Perris was a one-story block house painted a pale, waterstained green, with a roof of white asbestos shingles. There was a gnarled and handsome oak in the front yard. There had been white board fencing, but it was rotting away. There had been river gravel in the drive, but most of it had rain-washed away. Some dead trucks and cars sat out to the side of the house, hip deep in the raw green grasses of spring. There were parts of other dead vehicles strewn around. There was a big frame building behind the house, with both overhead doors up, so that I could see into it as I turned into the drive, see a little of work-benches and hoists and tools. A dainty little baby blue Opel with a savage little snout was parked under the spreading shade of the live oak out in front, its slanting windshield splattered with the grease of the exploding bugs of high-speed travel.
So, in the rural America where harsh reality and pulp fantasy are forever merging, the message, as always, is clear: Unless you were born here, stay away.
Linda Ronstadt (Vivian Claire, 1978)
(I found no picture of the actual cover worth printing when this was available instead)
A quickie paperback produced at the height of Ronstadt’s fame and sent to me by a loyal reader (who knows who he is, and to whom, upon recently perusing the price of this on Amazon whilst searching for a possible cover image, I now realize I may owe more than a salute…many thanks!).
I have no idea who Vivian Claire is. She evidently wrote three of these in about a year (the others were on David Bowie and Judy Collins), and then disappeared…a nom de plume perhaps?
But, whoever she was, this is a valuable book. The relationship drawn between Ronstadt’s life, personality and music isn’t particularly deep, of course, but the outline is convincing and affectionate. And, if there is hardly time to fully explore the mountain range worth of crap an exceptionally sensitive soul residing in the body of a gorgeous, massively insecure femme had to put up with in the Cocaine Cowboy L.A. of the sixties and seventies, there is certainly enough to give a flavor.
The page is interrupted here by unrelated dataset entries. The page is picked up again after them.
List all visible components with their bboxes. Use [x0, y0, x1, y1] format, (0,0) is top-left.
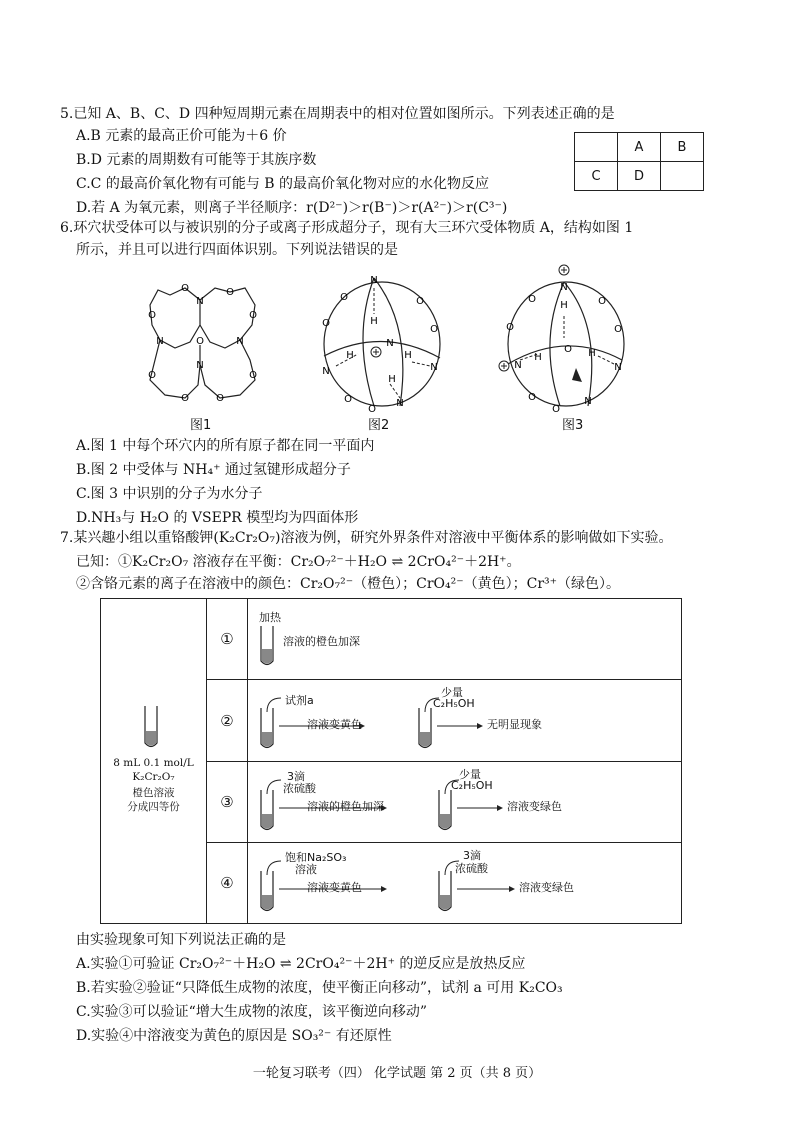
atom-label: N: [430, 362, 438, 373]
atom-label: O: [148, 370, 156, 381]
atom-label: N: [514, 360, 522, 371]
q5-option-b: B.D 元素的周期数有可能等于其族序数: [76, 152, 317, 168]
atom-label: O: [181, 283, 189, 294]
atom-label: O: [249, 370, 257, 381]
result-label: 溶液变绿色: [519, 881, 574, 894]
atom-label: O: [598, 296, 606, 307]
q5-option-a: A.B 元素的最高正价可能为＋6 价: [76, 128, 287, 144]
q5-option-c: C.C 的最高价氧化物有可能与 B 的最高价氧化物对应的水化物反应: [76, 176, 490, 192]
atom-label: O: [506, 322, 514, 333]
atom-label: O: [196, 336, 204, 347]
figure-2-caption: 图2: [368, 418, 390, 433]
row-number: ④: [207, 843, 248, 923]
test-tube-icon: [259, 625, 275, 669]
atom-label: O: [181, 393, 189, 404]
atom-label: N: [614, 362, 622, 373]
result-label: 溶液的橙色加深: [283, 635, 360, 648]
reagent-label: 溶液: [295, 863, 317, 876]
reagent-label: C₂H₅OH: [451, 779, 493, 792]
q5-stem: 5.已知 A、B、C、D 四种短周期元素在周期表中的相对位置如图所示。下列表述正确的是: [60, 106, 615, 122]
reagent-label: 3滴: [287, 770, 305, 783]
atom-label: O: [430, 324, 438, 335]
q7-known-1: 已知：①K₂Cr₂O₇ 溶液存在平衡：Cr₂O₇²⁻＋H₂O ⇌ 2CrO₄²⁻＋2H⁺。: [76, 554, 521, 570]
row-number: ②: [207, 680, 248, 761]
result-label: 无明显现象: [487, 718, 542, 731]
atom-label: H: [388, 374, 396, 385]
q6-option-c: C.图 3 中识别的分子为水分子: [76, 486, 263, 502]
atom-label: O: [322, 318, 330, 329]
reagent-label: 少量: [459, 768, 481, 781]
reagent-label: 浓硫酸: [283, 782, 316, 795]
q7-stem: 7.某兴趣小组以重铬酸钾(K₂Cr₂O₇)溶液为例，研究外界条件对溶液中平衡体系的影响做如下实验。: [60, 530, 673, 546]
grid-cell-c: C: [575, 162, 618, 191]
atom-label: N: [156, 336, 164, 347]
experiment-row-3: [207, 762, 681, 843]
q7-option-a: A.实验①可验证 Cr₂O₇²⁻＋H₂O ⇌ 2CrO₄²⁻＋2H⁺ 的逆反应是放热反应: [76, 956, 526, 972]
atom-label: O: [340, 292, 348, 303]
atom-label: H: [534, 352, 542, 363]
row-number: ③: [207, 762, 248, 842]
atom-label: N: [196, 296, 204, 307]
result-label: 溶液变绿色: [507, 800, 562, 813]
result-label: 溶液变黄色: [307, 718, 362, 731]
figure-3-caption: 图3: [562, 418, 584, 433]
atom-label: O: [564, 344, 572, 355]
reagent-label: 试剂a: [285, 694, 314, 707]
grid-empty-cell: [661, 162, 704, 191]
row-number: ①: [207, 599, 248, 679]
reagent-label: 浓硫酸: [455, 862, 488, 875]
result-label: 溶液的橙色加深: [307, 800, 384, 813]
stock-split-label: 分成四等份: [127, 801, 180, 813]
atom-label: H: [346, 350, 354, 361]
q6-stem-line2: 所示，并且可以进行四面体识别。下列说法错误的是: [76, 242, 398, 258]
experiment-row-2: [207, 680, 681, 762]
experiment-row-1: [207, 599, 681, 680]
atom-label: N: [584, 396, 592, 407]
test-tube-icon: [143, 705, 159, 751]
atom-label: N: [370, 275, 378, 286]
q6-option-a: A.图 1 中每个环穴内的所有原子都在同一平面内: [76, 438, 375, 454]
stock-formula-label: K₂Cr₂O₇: [132, 771, 175, 783]
page-footer: 一轮复习联考（四） 化学试题 第 2 页（共 8 页）: [252, 1066, 542, 1081]
q7-option-c: C.实验③可以验证“增大生成物的浓度，该平衡逆向移动”: [76, 1004, 427, 1020]
q7-option-b: B.若实验②验证“只降低生成物的浓度，使平衡正向移动”，试剂 a 可用 K₂CO₃: [76, 980, 563, 996]
atom-label: O: [416, 296, 424, 307]
reagent-label: 饱和Na₂SO₃: [285, 851, 347, 864]
figure-1-caption: 图1: [190, 418, 212, 433]
atom-label: O: [344, 394, 352, 405]
q7-known-2: ②含铬元素的离子在溶液中的颜色：Cr₂O₇²⁻（橙色）；CrO₄²⁻（黄色）；Cr³⁺（绿色）。: [76, 576, 621, 592]
atom-label: O: [226, 287, 234, 298]
atom-label: O: [368, 404, 376, 414]
supramolecule-figure-2: [312, 266, 452, 414]
atom-label: O: [528, 392, 536, 403]
atom-label: H: [588, 348, 596, 359]
atom-label: N: [386, 338, 394, 349]
q6-option-b: B.图 2 中受体与 NH₄⁺ 通过氢键形成超分子: [76, 462, 351, 478]
atom-label: N: [560, 282, 568, 293]
atom-label: H: [370, 316, 378, 327]
q7-option-d: D.实验④中溶液变为黄色的原因是 SO₃²⁻ 有还原性: [76, 1028, 392, 1044]
atom-label: N: [236, 336, 244, 347]
supramolecule-figure-3: [494, 260, 634, 415]
q6-option-d: D.NH₃与 H₂O 的 VSEPR 模型均为四面体形: [76, 510, 359, 526]
positive-charge-icon: [559, 265, 569, 275]
grid-empty-cell: [575, 133, 618, 162]
atom-label: O: [148, 310, 156, 321]
stock-volume-label: 8 mL 0.1 mol/L: [113, 757, 194, 769]
stock-solution-cell: [101, 599, 207, 923]
cryptand-figure-1: [140, 270, 270, 410]
reagent-label: 少量: [441, 686, 463, 699]
atom-label: O: [216, 393, 224, 404]
experiment-row-4: [207, 843, 681, 923]
atom-label: H: [404, 350, 412, 361]
reagent-label: 3滴: [463, 849, 481, 862]
q6-stem-line1: 6.环穴状受体可以与被识别的分子或离子形成超分子，现有大三环穴受体物质 A，结构如图 1: [60, 220, 634, 236]
atom-label: N: [396, 398, 404, 409]
stock-color-label: 橙色溶液: [132, 787, 175, 799]
grid-cell-b: B: [661, 133, 704, 162]
q7-conclusion: 由实验现象可知下列说法正确的是: [76, 932, 286, 948]
result-label: 溶液变黄色: [307, 881, 362, 894]
reagent-label: C₂H₅OH: [433, 697, 475, 710]
atom-label: O: [614, 324, 622, 335]
atom-label: N: [196, 360, 204, 371]
atom-label: O: [249, 310, 257, 321]
positive-charge-icon: [499, 361, 509, 371]
reagent-label: 加热: [259, 611, 281, 624]
atom-label: O: [528, 294, 536, 305]
grid-cell-d: D: [618, 162, 661, 191]
atom-label: H: [560, 300, 568, 311]
atom-label: N: [322, 366, 330, 377]
q5-option-d: D.若 A 为氧元素，则离子半径顺序：r(D²⁻)＞r(B⁻)＞r(A²⁻)＞r(C³⁻): [76, 200, 508, 216]
periodic-position-grid: [574, 132, 704, 191]
grid-cell-a: A: [618, 133, 661, 162]
wedge-bond-icon: [572, 368, 582, 382]
atom-label: O: [552, 404, 560, 415]
experiment-table: [100, 598, 682, 924]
That, plus copious quotes the singer herself gave various interviewers in the early years, before exceptional fame made her even more guarded than nature had already done.
The most telling of those was this:
“The only way I got through high school was by keeping a record player going constantly in my mind.”
No thousand pages on the price inevitably exacted by industrial education systems, or why people keep shooting up schoolrooms, could ever say more.
As for those which have fallen prey to my new commitment to waste as little of my life as possible going forward:
The Grid (Philip Kerr, 1995)
Generally engaging pulp writer attempts to imitate a novel written by a computer. Succeeds all too well.
Abandoned on page 80.
Saints Rest (Thomas Gifford, 1997)
The word is that the “traditional” publishing industry is dying because of technology (never mind that technology had, in every single previous generation dating back several thousand years, been an incomparable boon to the same industry). Maybe we should take a closer look at the possibility that continually publishing books with no redeeming virtues whatsoever played a part?
I mean when a sentence that reads “How in the name of all that was holy had it come to this?” passes for a relief because at least it’s brief…and the author is well known…and the blurbs are copious…
Well, maybe that’s just an industry that wants to die.
The book, for what it’s worth, concerns political intrigue of the Saintly-Democrat-Defending-America-From-Evil-Republican-Fascists variety. For the opposite number you probably have to go to a religious press, but honestly I’ve never come across one of these that was any good, irrespective of viewpoint, so call this one my bad.
Abandoned on page 78.
…I also read a couple of books which I’ll be reviewing for BWW soon, so it wasn’t really all that slack a month, just a little less than I’d hoped for.